30 m, 3 bar or 3 atm — which unit of measurement correctly expresses the water-resistance of watch? What does “water-resistant” mean? And if you’re wearing a watch that is water-resistant to a depth of ten meters, can you really dive ten meters down with it? We’d like to bring some order into this multiplicity of terms, and we’ve also put together a number of tips for you. Here you can find out more about how to handle a watch perfectly if it comes into contact with water.

Graphic test pressure and water depth


Depending on the manufacturer, the water-resistance of a watch is expressed in bar (bar), meters (m) or atmospheres (atm). Meter indications cannot be equated with the depth of a dive. They do not refer to the depth of a real dive, but rather to the water pressure during a test under laboratory conditions. The term “1 bar” normally corresponds to 1 atm, or the pressure at a depth of ten meters under laboratory conditions. Watches with a water-resistance of 1 bar are protected from splashes. Nonetheless, you should not wear your watch while showering, swimming or diving.


Water pressure increases quickly and at very different rates. For example, in daily use the pressure on a watch increases if it’s held under a stream of water (up to 4 bar) or worn while the wearer is swimming, jumping from the edge of a swimming pool or being swept off a surfboard.


Wempe waterresistant icon


Water-resistance is not a permanent quality.

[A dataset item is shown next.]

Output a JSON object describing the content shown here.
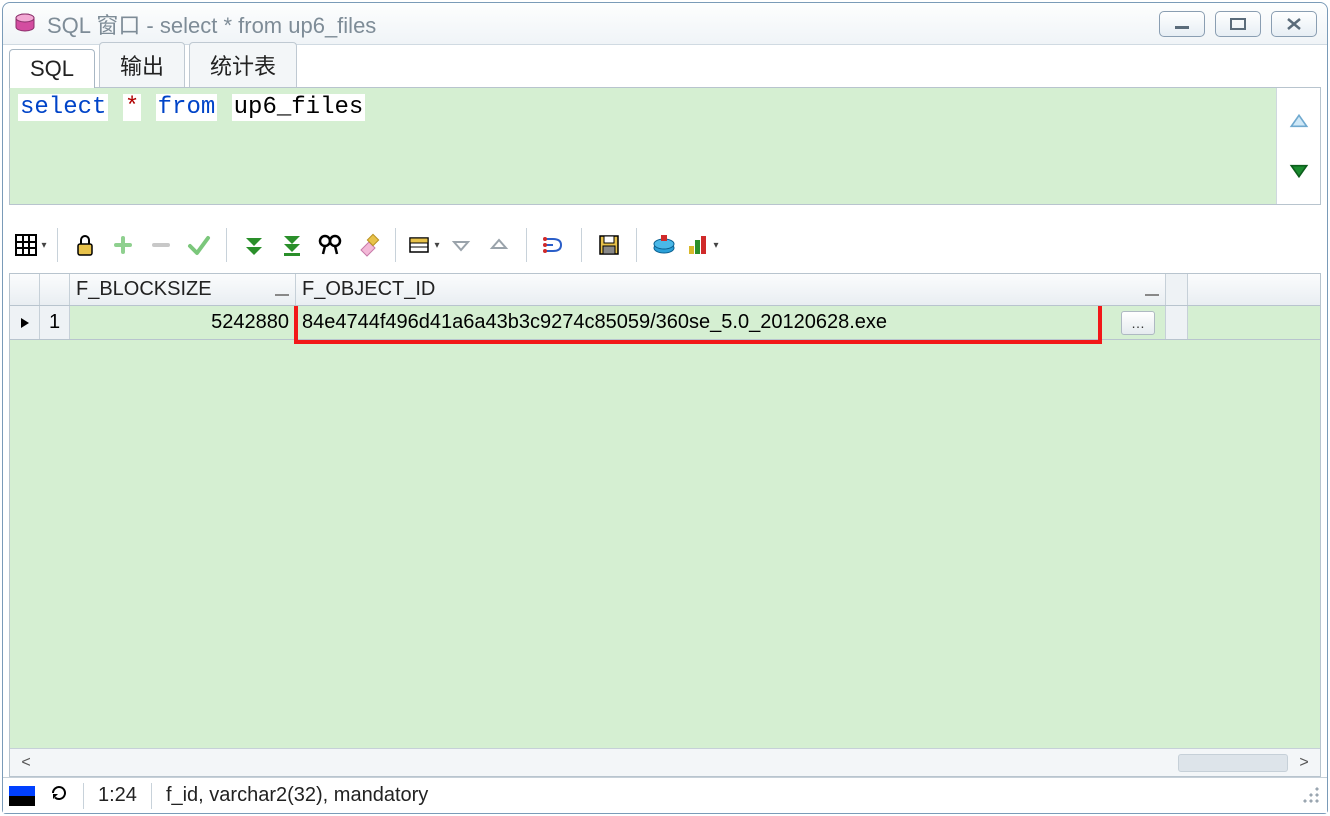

Watch seals age at different rates, depending on how the watch is worn and what it is used for. In addition, sealing elements are attacked by sweat and acids, and they deteriorate over time. If a watch is exposed to big changes of temperature — for example, if the wearer takes a sunbath and then jumps into the water — condensation may form inside the case. Saltwater also causes increased corrosion. That’s why a watch should be rinsed in freshwater after a dip in the ocean. We basically recommend having the seals and the water-resistance of a watch checked once a year. We perform this service for our customers free of charge.
Graphic Acid, saltwater and temperature


Two DIN standards have been established to clarify the term “water-resistant.” The DIN 8310 standard defines the water-resistance of small watches. Watches that are designated “water-resistant” must be resistant to sweat, rain, and being dipped into water for more than 30 minutes at a depth of one meter. If a watch remains watertight under these conditions, it may legitimately be designated “water-resistant.” Watches in this category can be worn while washing one’s hands, but not while diving.

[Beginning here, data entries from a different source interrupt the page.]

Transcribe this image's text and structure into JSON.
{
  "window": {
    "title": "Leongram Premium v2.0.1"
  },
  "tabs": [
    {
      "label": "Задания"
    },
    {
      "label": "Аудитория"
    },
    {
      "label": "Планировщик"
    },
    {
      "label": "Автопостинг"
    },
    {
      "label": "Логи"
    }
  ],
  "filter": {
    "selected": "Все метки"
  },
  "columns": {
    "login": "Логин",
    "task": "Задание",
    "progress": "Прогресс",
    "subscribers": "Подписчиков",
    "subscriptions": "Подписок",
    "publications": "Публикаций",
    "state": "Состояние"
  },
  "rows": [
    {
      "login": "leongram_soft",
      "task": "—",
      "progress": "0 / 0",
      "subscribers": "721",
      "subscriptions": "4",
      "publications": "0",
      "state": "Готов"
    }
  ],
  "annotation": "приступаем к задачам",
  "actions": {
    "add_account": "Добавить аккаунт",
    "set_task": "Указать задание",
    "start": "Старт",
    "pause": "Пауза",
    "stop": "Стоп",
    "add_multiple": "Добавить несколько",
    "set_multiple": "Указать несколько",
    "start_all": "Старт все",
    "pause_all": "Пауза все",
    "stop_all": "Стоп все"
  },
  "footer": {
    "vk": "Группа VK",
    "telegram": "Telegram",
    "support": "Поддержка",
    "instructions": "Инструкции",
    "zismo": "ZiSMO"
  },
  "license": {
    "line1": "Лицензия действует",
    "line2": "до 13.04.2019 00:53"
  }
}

The DIN 8306 standard imposes many different requirements on a professional diver’s watch. Here are a few examples:


  • The watch must be capable of remaining watertight for two hours at a depth that corresponds to the water pressure specified by the manufacturer. This must be followed by a three-hour stay at a depth of three meters.
  • The diver’s watch must be able to withstand 24 hours in warm saltwater without showing any visible traces. Alternatively, it must continue to function during and after a 20-minute stay at a depth that corresponds to the water pressure specified by the manufacturer.
  • The watch must have a device for selecting a specific period of time; usually this is a ring or bezel that can be turned in one direction. The selected period of time and the second hand must be visible even in the dark.
  •  Before and after every pressure test there is a condensation test in order to determine whether the case is watertight. The watch is warmed up to a temperature of 40°C, and the crystal is then sprayed with a drop of water. After the watch is wiped dry, there should not be any condensation on the inside of the crystal.


A guide: An overview of water resistance
  • 3 bar: The watch is protected from splashes. You can wash your hands while wearing the watch.
  • 5 bar: You can wash your hands, shower or bathe while wearing the watch.
  • 10 bar: You can swim, snorkel, do water sports or ski while wearing the watch.
  • 20 bar and above: These are diver’s watches for scuba diving.
  • Over 100 bar: These special diver’s watches are made for deep-sea diving.